The document goes on to recommend what can be done to "improve the use of science by EPA":

  • EPA should not be funding scientific research
  • If EPA uses scientific data for regulation, that data must be publicly available so independent scientists can review it
  • EPA's science advisory process needs to be overhauled to eliminate conflicts of interest and inherent bias
  • Science standards need to be developed and implemented to ensure that science policy decisions and epidemiological practices are based on sound science

What you should know: A Republican who knows more than most about aspirations colliding with political reality, gives Axios some smart analysis. "It represents a think-tank wish list of possible EOs and budget cuts," he says. He cautioned that this could scare moderate Republicans who want to avoid being tagged as anti-environment.

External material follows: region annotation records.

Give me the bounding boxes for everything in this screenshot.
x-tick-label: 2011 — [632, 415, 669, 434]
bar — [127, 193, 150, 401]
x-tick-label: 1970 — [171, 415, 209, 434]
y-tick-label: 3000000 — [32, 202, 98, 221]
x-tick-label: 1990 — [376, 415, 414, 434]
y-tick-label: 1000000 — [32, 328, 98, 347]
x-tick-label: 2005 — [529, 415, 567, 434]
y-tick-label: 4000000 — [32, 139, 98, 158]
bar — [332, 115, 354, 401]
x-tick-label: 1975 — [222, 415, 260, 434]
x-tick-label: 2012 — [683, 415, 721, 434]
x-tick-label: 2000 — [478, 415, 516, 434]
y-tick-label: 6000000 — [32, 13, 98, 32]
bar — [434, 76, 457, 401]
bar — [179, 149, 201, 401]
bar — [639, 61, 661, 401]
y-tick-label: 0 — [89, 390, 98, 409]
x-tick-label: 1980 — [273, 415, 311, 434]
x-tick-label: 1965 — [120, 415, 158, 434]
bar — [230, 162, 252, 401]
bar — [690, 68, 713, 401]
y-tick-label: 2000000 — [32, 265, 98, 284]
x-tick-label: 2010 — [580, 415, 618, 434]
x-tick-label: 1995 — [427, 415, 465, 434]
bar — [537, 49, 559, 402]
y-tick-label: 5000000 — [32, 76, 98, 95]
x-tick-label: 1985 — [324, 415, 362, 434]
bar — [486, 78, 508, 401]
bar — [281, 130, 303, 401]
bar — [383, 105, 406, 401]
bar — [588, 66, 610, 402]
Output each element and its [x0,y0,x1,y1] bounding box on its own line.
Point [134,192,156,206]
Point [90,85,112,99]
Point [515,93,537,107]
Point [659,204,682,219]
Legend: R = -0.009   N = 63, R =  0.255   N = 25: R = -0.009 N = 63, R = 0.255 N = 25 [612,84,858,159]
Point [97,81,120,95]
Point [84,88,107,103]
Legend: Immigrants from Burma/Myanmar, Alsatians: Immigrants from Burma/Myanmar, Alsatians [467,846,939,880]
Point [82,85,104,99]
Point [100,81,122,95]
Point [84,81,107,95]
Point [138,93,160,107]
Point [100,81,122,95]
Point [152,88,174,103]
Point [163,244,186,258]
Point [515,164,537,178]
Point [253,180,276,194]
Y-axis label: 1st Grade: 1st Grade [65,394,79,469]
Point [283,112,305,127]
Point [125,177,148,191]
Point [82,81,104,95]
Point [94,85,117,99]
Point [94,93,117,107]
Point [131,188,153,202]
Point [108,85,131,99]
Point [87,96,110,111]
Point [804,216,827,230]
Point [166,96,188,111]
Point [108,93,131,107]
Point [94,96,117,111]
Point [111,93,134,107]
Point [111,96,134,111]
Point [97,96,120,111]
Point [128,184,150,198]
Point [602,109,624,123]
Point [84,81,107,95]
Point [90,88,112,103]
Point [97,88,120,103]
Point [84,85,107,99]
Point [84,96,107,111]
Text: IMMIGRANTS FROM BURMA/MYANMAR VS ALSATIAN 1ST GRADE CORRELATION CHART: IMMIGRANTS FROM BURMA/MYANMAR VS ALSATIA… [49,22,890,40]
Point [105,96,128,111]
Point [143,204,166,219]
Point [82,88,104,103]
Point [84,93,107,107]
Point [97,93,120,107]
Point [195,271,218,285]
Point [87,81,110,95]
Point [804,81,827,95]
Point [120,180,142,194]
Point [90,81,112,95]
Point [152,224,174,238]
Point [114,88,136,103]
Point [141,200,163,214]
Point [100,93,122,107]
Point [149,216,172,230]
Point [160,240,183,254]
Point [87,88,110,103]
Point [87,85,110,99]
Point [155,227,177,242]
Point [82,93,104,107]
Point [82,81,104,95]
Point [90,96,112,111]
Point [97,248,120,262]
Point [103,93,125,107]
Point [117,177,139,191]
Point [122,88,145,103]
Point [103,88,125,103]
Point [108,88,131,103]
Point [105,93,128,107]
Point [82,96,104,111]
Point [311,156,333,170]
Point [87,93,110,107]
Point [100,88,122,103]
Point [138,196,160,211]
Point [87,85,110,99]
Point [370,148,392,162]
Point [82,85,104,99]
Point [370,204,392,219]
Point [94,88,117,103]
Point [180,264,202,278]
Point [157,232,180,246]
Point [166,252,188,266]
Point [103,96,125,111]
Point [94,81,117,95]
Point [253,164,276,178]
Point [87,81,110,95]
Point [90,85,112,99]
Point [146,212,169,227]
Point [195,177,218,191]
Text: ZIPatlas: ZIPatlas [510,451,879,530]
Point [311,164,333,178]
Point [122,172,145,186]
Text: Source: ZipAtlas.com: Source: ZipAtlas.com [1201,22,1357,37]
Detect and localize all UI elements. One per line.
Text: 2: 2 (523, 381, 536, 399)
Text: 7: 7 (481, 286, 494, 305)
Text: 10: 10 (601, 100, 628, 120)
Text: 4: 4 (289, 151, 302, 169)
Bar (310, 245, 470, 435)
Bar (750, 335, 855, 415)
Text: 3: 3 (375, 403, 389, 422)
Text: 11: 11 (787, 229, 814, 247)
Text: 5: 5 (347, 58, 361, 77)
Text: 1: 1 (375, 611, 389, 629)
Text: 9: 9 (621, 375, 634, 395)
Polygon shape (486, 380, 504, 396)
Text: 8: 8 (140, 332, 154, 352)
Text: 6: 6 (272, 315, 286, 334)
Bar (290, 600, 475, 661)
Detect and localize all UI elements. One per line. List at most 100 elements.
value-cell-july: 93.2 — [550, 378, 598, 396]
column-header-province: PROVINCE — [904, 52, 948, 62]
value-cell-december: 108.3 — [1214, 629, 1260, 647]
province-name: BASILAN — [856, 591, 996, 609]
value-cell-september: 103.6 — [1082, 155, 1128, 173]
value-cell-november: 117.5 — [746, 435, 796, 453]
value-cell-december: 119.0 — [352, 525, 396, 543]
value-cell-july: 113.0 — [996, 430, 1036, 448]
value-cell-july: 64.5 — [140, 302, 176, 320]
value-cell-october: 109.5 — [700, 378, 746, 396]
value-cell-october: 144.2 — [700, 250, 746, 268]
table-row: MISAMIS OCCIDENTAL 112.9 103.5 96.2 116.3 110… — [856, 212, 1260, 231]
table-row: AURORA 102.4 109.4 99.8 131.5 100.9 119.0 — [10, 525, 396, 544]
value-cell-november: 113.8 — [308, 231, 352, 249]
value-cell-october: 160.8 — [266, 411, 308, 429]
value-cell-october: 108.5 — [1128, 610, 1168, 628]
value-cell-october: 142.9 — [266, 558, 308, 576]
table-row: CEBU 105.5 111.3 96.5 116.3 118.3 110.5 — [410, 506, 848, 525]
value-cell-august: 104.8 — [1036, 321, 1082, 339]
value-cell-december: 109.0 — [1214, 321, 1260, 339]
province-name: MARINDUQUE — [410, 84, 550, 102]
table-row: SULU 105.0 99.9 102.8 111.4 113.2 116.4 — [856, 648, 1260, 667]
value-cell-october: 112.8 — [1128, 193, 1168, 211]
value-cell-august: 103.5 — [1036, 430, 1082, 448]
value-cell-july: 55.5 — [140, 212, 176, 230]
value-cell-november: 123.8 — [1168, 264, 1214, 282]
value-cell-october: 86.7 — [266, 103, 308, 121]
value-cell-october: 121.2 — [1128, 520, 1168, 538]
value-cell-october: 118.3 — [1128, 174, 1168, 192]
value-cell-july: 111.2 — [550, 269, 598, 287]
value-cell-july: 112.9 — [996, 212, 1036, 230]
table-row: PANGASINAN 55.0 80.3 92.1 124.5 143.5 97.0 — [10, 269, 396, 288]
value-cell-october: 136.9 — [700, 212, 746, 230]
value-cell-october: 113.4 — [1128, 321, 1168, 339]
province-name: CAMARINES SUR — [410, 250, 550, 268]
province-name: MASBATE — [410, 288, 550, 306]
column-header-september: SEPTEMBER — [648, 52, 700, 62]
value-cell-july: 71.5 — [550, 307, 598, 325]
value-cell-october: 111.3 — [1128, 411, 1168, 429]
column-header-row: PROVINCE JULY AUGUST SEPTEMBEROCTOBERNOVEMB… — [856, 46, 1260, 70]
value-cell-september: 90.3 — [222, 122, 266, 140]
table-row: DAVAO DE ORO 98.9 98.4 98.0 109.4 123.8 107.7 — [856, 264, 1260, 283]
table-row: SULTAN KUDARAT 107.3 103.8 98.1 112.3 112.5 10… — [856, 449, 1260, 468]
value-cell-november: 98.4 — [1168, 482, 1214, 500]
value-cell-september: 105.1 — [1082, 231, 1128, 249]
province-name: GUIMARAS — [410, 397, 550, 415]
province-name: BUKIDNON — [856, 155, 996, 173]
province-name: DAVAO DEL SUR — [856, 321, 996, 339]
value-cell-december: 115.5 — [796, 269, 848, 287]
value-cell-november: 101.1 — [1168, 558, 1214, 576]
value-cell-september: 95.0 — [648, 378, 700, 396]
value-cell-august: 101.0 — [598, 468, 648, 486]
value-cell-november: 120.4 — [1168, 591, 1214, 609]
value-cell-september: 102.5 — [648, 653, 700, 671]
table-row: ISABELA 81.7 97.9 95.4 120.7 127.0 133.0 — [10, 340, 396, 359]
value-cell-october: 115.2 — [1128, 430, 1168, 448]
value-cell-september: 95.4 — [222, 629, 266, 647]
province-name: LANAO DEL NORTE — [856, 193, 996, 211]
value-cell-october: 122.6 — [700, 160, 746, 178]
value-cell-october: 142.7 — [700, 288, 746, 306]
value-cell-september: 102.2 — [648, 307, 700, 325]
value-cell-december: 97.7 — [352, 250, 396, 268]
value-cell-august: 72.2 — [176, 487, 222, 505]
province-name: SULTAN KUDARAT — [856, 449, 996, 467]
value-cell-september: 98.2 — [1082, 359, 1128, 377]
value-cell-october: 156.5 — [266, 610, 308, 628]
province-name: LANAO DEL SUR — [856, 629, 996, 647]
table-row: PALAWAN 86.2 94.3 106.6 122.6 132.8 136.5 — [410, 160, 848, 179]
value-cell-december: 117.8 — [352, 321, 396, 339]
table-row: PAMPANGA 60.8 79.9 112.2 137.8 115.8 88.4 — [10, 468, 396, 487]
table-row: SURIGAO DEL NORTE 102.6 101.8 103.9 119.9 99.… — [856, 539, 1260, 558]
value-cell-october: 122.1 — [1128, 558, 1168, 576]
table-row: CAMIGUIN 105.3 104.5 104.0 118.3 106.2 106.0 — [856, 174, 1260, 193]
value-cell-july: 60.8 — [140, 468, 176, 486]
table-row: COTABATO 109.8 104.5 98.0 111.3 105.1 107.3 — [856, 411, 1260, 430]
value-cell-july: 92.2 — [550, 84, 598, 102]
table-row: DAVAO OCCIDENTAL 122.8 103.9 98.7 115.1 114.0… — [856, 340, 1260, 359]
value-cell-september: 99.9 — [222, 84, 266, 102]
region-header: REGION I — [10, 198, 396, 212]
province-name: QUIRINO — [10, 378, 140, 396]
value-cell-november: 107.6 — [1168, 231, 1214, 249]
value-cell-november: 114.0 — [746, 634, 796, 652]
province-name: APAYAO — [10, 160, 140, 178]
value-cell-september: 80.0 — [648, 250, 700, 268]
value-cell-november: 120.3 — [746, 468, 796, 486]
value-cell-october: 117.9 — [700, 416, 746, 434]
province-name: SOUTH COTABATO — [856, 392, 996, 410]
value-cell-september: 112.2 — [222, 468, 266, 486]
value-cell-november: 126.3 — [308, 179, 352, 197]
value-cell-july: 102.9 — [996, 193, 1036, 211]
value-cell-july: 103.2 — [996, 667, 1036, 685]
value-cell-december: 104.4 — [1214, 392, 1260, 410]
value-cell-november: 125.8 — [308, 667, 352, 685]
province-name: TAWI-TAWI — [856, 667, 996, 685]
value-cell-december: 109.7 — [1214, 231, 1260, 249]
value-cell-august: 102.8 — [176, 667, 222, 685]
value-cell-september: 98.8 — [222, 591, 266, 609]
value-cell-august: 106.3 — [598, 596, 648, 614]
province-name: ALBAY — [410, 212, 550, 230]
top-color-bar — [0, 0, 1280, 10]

A tipster gives us three important contextual points regarding the executive orders:

  1. They may be able to implement some of them administratively, but there will be discomfort amongst some Republicans and it will cost the Administration political capital.
  2. It is not a binary process. In other words, they can't just overturn them, it may take some time if they are already in the process of being implemented and opponents will have legal recourse to challenge some of the actions.
  3. There are huge, entrenched bureaucracies at these agencies, and especially at EPA, which is filled with true believers on the environmental movement, climate change, clean water and air. These thousands of people will dig in and make it very difficult for the thin layer of political appointees atop these agencies to move quickly to undo their years of work to put these things in place.

Update: Axios contacted Myron Ebell for comment Sunday night about the action plan, and he didn't dispute the content. After we posted, Ebell said there is a more recent version, with both overlap and differences. He said that because both documents are confidential, he can't say what changed.